Vietnam: le temps des apprentis sorciers
L’arrestation d’un
magnat de la finance illustre les effets d’un laisser aller. Absence de transparence, liens entre politique et affaires : corriger le tir s’annonce difficile.
Le
Vietnam souffre à
son tour des dérives du capitalisme rouge. Arrêté dans la soirée du 21 août pour «activités économiques illégales» en tant que PDG de trois sociétés, Nguyên Duc Kiên, 48 ans, pèse 70 millions
d’€, ce qui fait beaucoup au Vietnam et le range parmi les cent premières fortunes du pays. Le 22 août, la bourse a chuté de 4,7% et d’1,59% le 23 août. Surtout, pour prévenir toute panique,
Nguyên Van Binh, gouverneur de la Banque centrale et membre du gouvernement, a annoncé à l’Assemblée nationale que l’Etat ferait tout ce qu’il faut pour renflouer, si nécessaire, l’ACB (Asia
Commercial Bank) dont Kiên a été l’un des fondateurs et dont le titre en bourse a plongé deux jours de suite de 7% (chute maximale autorisée au cours d’une journée, qui entraîne automatiquement
la suspension du titre).
Binh
a affirmé, devant les députés, que Kiên n’occupait plus la moindre fonction au sein de l’ACB et qu’il détenait moins de 5% des parts de cette banque, l’une des plus importantes du pays et dans le
capital de laquelle figure la Standard Chartered.

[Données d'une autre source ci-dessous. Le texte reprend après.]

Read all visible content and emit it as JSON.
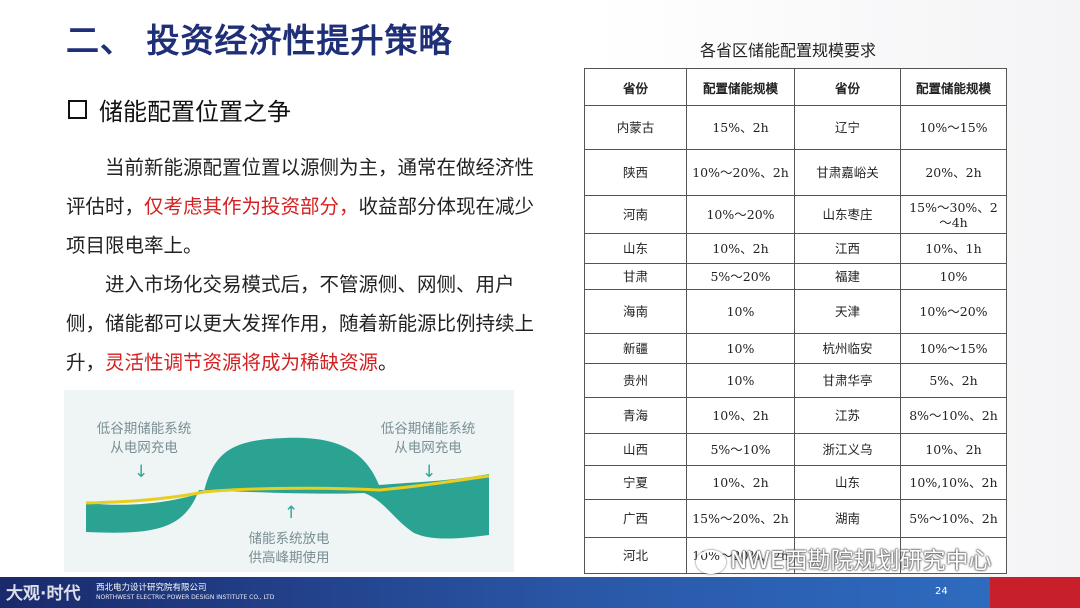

Kiên a été arrêté en raison de malversations dans trois autres sociétés dont il est le patron. Plusieurs autres banques ont aussitôt fait savoir
que Kiên n’était, chez elles, qu’un partenaire très minoritaire, donc sans influence. C’est, toutefois, le cas d’Eximbank, dont le titre en bourse a chuté de 4,9% le 22 août et de 4,5% le 23
août.
Les
autorités vietnamiennes continuent de considérer le secteur étatique, qui demeure majoritaire, comme la locomotive du développement économique (alors que l’immense majorité des créations
d’emplois est devenu, depuis plusieurs années, le fait du secteur privé, minoritaire). Les liens entre les entreprises publiques, dont la gestion a fait parfois l’objet de scandales, et les plus
hautes instances du Parti communiste sont incestueux. Le pays intervient constamment dans la gestion de ces entreprises, y compris parfois pour les sanctionner (le cas récent de Vinashin,
entreprise publique de chantiers navals, dont le budget a compris un trou de près de 4 milliards d’€).
Les
banquiers sont également obligés d’avoir leurs introductions au Comité central et au Bureau politique du PC. Ces relations s’opèrent fatalement dans une absence inévitable de transparence. Les
fauteuils dans les conseils d’administration se comptent parfois par dizaines (c’est le cas dans l’affaire Nguyên Duc Kiên, dont on ignore encore les motifs précis de l’arrestation). Kiên passait
également pour entretenir de très bonnes relations avec certains membres du Bureau politique. Lors de son avant-dernier Congrès, en 2006, le PC a accepté la présence dans ses rangs de
«capitalistes rouges» en autorisant ses membres à faire des affaires privées.
Les
complicités et le laisser aller, donc le trop bon ménage postsocialiste entre affaires et politique, expliquent également la gestion parfois hasardeuse des banques, notamment le taux élevé de
mauvaises dettes. En mars dernier, le gouverneur Binh a rapporté au Parlement que les mauvaises dettes, en fait les créances douteuses, représentaient près de 10 milliards d’€, soit 10% de la
dette des banques, un taux jugé très élevé. Une inspection de la Banque centrale a alors révélé que, dans certaines sociétés de crédit, les mauvaises dettes représentaient de 30% à 60% du total.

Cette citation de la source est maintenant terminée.